Zandberg został zapytany przez PAP w Toruniu, jak za 10 lat będzie wyglądała jego zdaniem polska energetyka jądrowa.
"Jeżeli nie ruszymy na szybko z forsownymi inwestycjami w elektrownie jądrowe, to niewystarczająco. My potrzebujemy w Polsce nie jednej symbolicznej elektrowni jądrowej, ale przynajmniej ośmiu bloków, które będą napędzały polską gospodarkę" - odpowiedział lider Partii Razem.
W jego ocenie bez tego, w momencie wyczerpania technologicznego elektrowni węglowych, polska gospodarka "będzie skazana na import energii".
"To jest zawsze złe rozwiązanie, zarówno w zakresie kosztów, jak i bezpieczeństwa i gospodarczej stabilności. To jest ostatni moment, żeby takie inwestycje uruchomić" - ocenił Zandberg. W jego ocenie jest to także ostatni moment, żeby walczyć w Unii Europejskiej o wspólny europejski program jądrowy. Zdaniem lidera partii Razem, jest wiele krajów, które byłyby dla Polski sojusznikami w tej sprawie m.in. Francja.
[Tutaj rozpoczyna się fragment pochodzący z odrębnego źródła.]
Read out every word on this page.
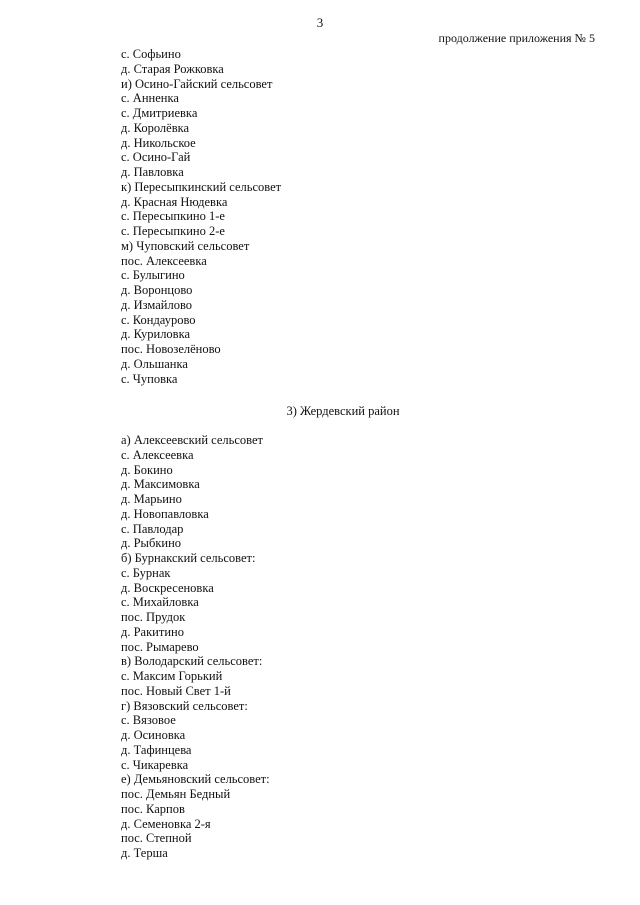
3
продолжение приложения № 5
с. Софьино
д. Старая Рожковка
и) Осино-Гайский сельсовет
с. Анненка
с. Дмитриевка
д. Королёвка
д. Никольское
с. Осино-Гай
д. Павловка
к) Пересыпкинский сельсовет
д. Красная Нюдевка
с. Пересыпкино 1-е
с. Пересыпкино 2-е
м) Чуповский сельсовет
пос. Алексеевка
с. Булыгино
д. Воронцово
д. Измайлово
с. Кондаурово
д. Куриловка
пос. Новозелёново
д. Ольшанка
с. Чуповка
3) Жердевский район
а) Алексеевский сельсовет
с. Алексеевка
д. Бокино
д. Максимовка
д. Марьино
д. Новопавловка
с. Павлодар
д. Рыбкино
б) Бурнакский сельсовет:
с. Бурнак
д. Воскресеновка
с. Михайловка
пос. Прудок
д. Ракитино
пос. Рымарево
в) Володарский сельсовет:
с. Максим Горький
пос. Новый Свет 1-й
г) Вязовский сельсовет:
с. Вязовое
д. Осиновка
д. Тафинцева
с. Чикаревка
е) Демьяновский сельсовет:
пос. Демьян Бедный
пос. Карпов
д. Семеновка 2-я
пос. Степной
д. Терша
"Tu nie ma się co oglądać na innych, czekać jak zwykle aż Niemcy wyjdą z inicjatywą, bo w tej sprawie nie wyjdą, to oczywiste. Tu Polska musi ruszyć ze zbieraniem sojuszników i forsowaniem zmian. Myślę, że byłoby z tego więcej pożytku niż z populistycznego bicia piany dotyczącego migracji, któremu z lubością oddaje się w ostatnich miesiącach pan premier Tusk, udając, że jest politykiem Konfederacji. Od spraw energetycznych będzie zależało to, czy za 10-15 lat Polska będzie się rozwijać, czy jak niektóre kraje Europy Zachodniej dzisiaj - wpadnie w stagnację" - powiedział PAP Zandberg.